The servers endure high loads, and so far we cannot see any clear pattern except high load (not extreme, just that systems with higher load are more susceptible to crash).
Comment 1 openjdk 2016-08-25 16:39:13 UTC
Hi Palle,
I've been working with some folks over at OpenNMS that were experiencing similar crashes.  Increasing the stack size to 8M seems to have fixed their issue, I wonder if would also resolve yours.

Increase the stack size by adding this startup option:
-Xss8m

I haven't had the time to research why increasing the stack size on Freebsd was necessary yet, but I hope it helps you none the less.  Please report back whether it helps or not.
Comment 2 Palle Girgensohn freebsd_committer 2016-09-07 11:55:05 UTC
(In reply to openjdk from comment #1)

Thank you for the prompt reply!

We tried this the same might you reported it and two weeks later we are still running with no crashes. Thumbs up! :)

This is obviously a work-around, there is a bug in there somewhere that fails to throw a proper exception or remedy the problem in some way.

-Xss8m  does help

As a side note, we first tried to turn off compressing 64bit pointers to 32 bit (-XX:-UseCompressedOops) but that did not work. It did however help jmap to create heap dumps from huge (>2^32 bytes) core dumps.
Comment 3 openjdk 2016-09-07 18:47:22 UTC
I'm glad it helped.  I agree that this is just a workaround and not a fix.  I took a peak at libthr and I don't believe there is a way to detect a native stack overflow.  I also looked into the default sizing logic and it looks like the default is identical to Linux, at 1M for 64bit architectures.  It looks like the  default non-initial thread stack size is 2MB for 64bit architectures, so I wonder if 1MB is just too low for FreeBSD. 

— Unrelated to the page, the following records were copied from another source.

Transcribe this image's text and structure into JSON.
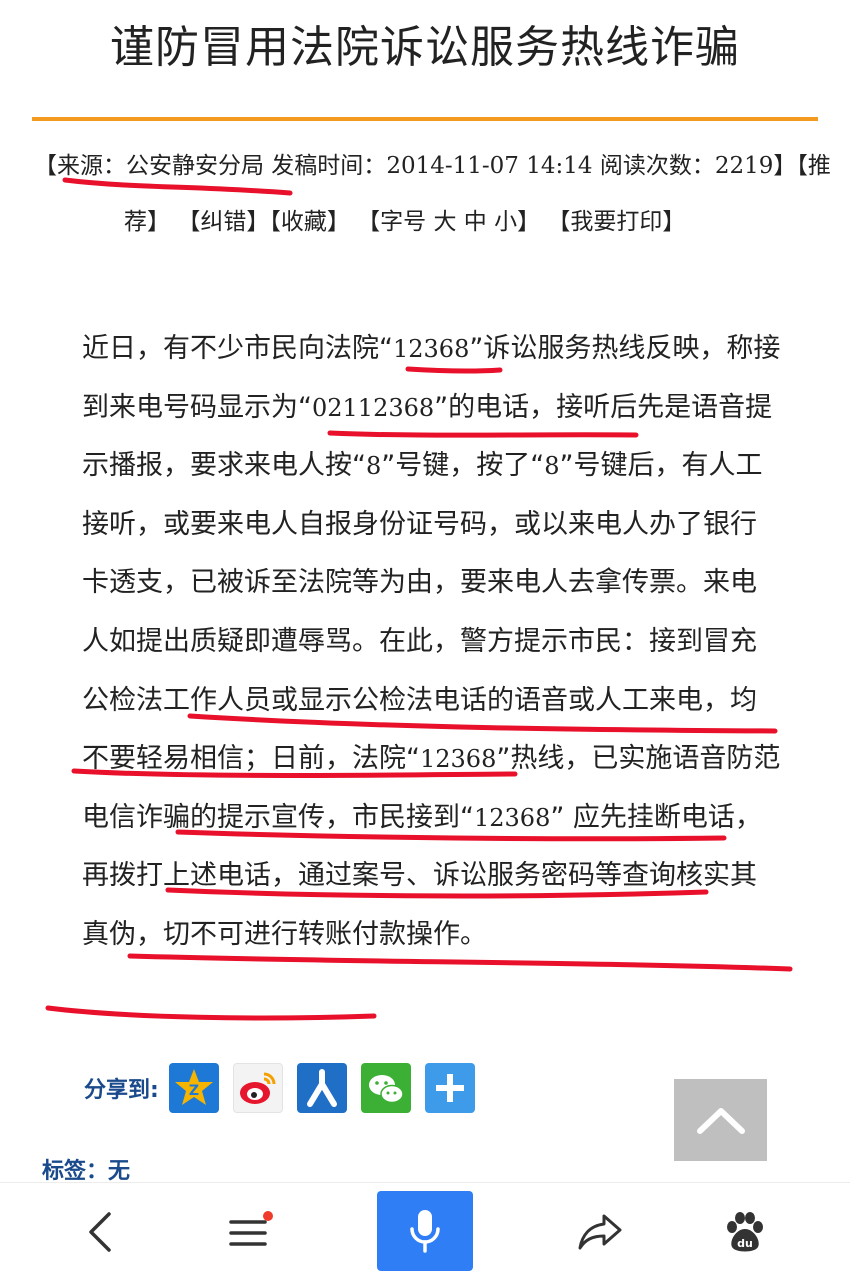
{
  "article": {
    "title": "谨防冒用法院诉讼服务热线诈骗",
    "meta": {
      "source_label": "【来源：公安静安分局 发稿时间：",
      "date": "2014-11-07 14:14",
      "reads_label": " 阅读次数：",
      "reads": "2219",
      "recommend_part1": "】【推",
      "recommend_part2": "荐】",
      "correct": "【纠错】",
      "favorite": "【收藏】",
      "font_label": "【字号",
      "font_large": "大",
      "font_medium": "中",
      "font_small": "小】",
      "print": "【我要打印】"
    },
    "body": [
      {
        "t": "近日，有不少市民向法院“",
        "n": false
      },
      {
        "t": "12368",
        "n": true
      },
      {
        "t": "”诉讼服务热线反映，称接到来电号码显示为“",
        "n": false
      },
      {
        "t": "02112368",
        "n": true
      },
      {
        "t": "”的电话，接听后先是语音提示播报，要求来电人按“",
        "n": false
      },
      {
        "t": "8",
        "n": true
      },
      {
        "t": "”号键，按了“",
        "n": false
      },
      {
        "t": "8",
        "n": true
      },
      {
        "t": "”号键后，有人工接听，或要来电人自报身份证号码，或以来电人办了银行卡透支，已被诉至法院等为由，要来电人去拿传票。来电人如提出质疑即遭辱骂。在此，警方提示市民：接到冒充公检法工作人员或显示公检法电话的语音或人工来电，均不要轻易相信；日前，法院“",
        "n": false
      },
      {
        "t": "12368",
        "n": true
      },
      {
        "t": "”热线，已实施语音防范电信诈骗的提示宣传，市民接到“",
        "n": false
      },
      {
        "t": "12368",
        "n": true
      },
      {
        "t": "” 应先挂断电话，再拨打上述电话，通过案号、诉讼服务密码等查询核实其真伪，切不可进行转账付款操作。",
        "n": false
      }
    ]
  },
  "share": {
    "label": "分享到:",
    "buttons": [
      {
        "name": "qzone",
        "color": "#f5b400"
      },
      {
        "name": "weibo",
        "color": "#e6162d"
      },
      {
        "name": "renren",
        "color": "#1f6fc6"
      },
      {
        "name": "wechat",
        "color": "#3cb034"
      },
      {
        "name": "more",
        "color": "#3d9be9"
      }
    ]
  },
  "tags": {
    "label": "标签：无"
  },
  "bottom_nav": {
    "back": "back-icon",
    "menu": "menu-icon",
    "voice": "microphone-icon",
    "share": "share-icon",
    "home": "baidu-paw-icon"
  },
  "colors": {
    "accent_orange": "#f39a1f",
    "link_blue": "#1a4a8c",
    "voice_blue": "#2f7ef5",
    "annotation_red": "#e8102a"
  }
}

It looks like the stack sizing logic was directly ported from Linux.  So maybe the solution would be to bump up the defaults.  Does anybody have any clue as to why we would need a bigger native stack on Freebsd vs Linux?
Comment 4 Palle Girgensohn freebsd_committer 2016-11-29 22:33:39 UTC
Hi,

We are seeing new crashes, not as frequent as before, but occasional crashes anyway. 

We are running with -Xss8m

Is it possible to see from my original report that it was the stack, or was it just a hunch?
Comment 5 Palle Girgensohn freebsd_committer 2017-09-09 19:49:27 UTC
Just for reference, the intermittent crashes we saw where due to infinite loops or recursions. When we bumped the stack size, we got stack traces and could finally track down the root cause.

The bug in OpenJDK is still there though, and even with the larger stack size, we still saw occasional seg faults where java should really throw StackOverflow exception.
Comment 6 Michael Osipov 2017-09-10 12:44:35 UTC
(In reply to Palle Girgensohn from comment #5)

Can you elaborate on the root cause and wether this has been reported to Oracle?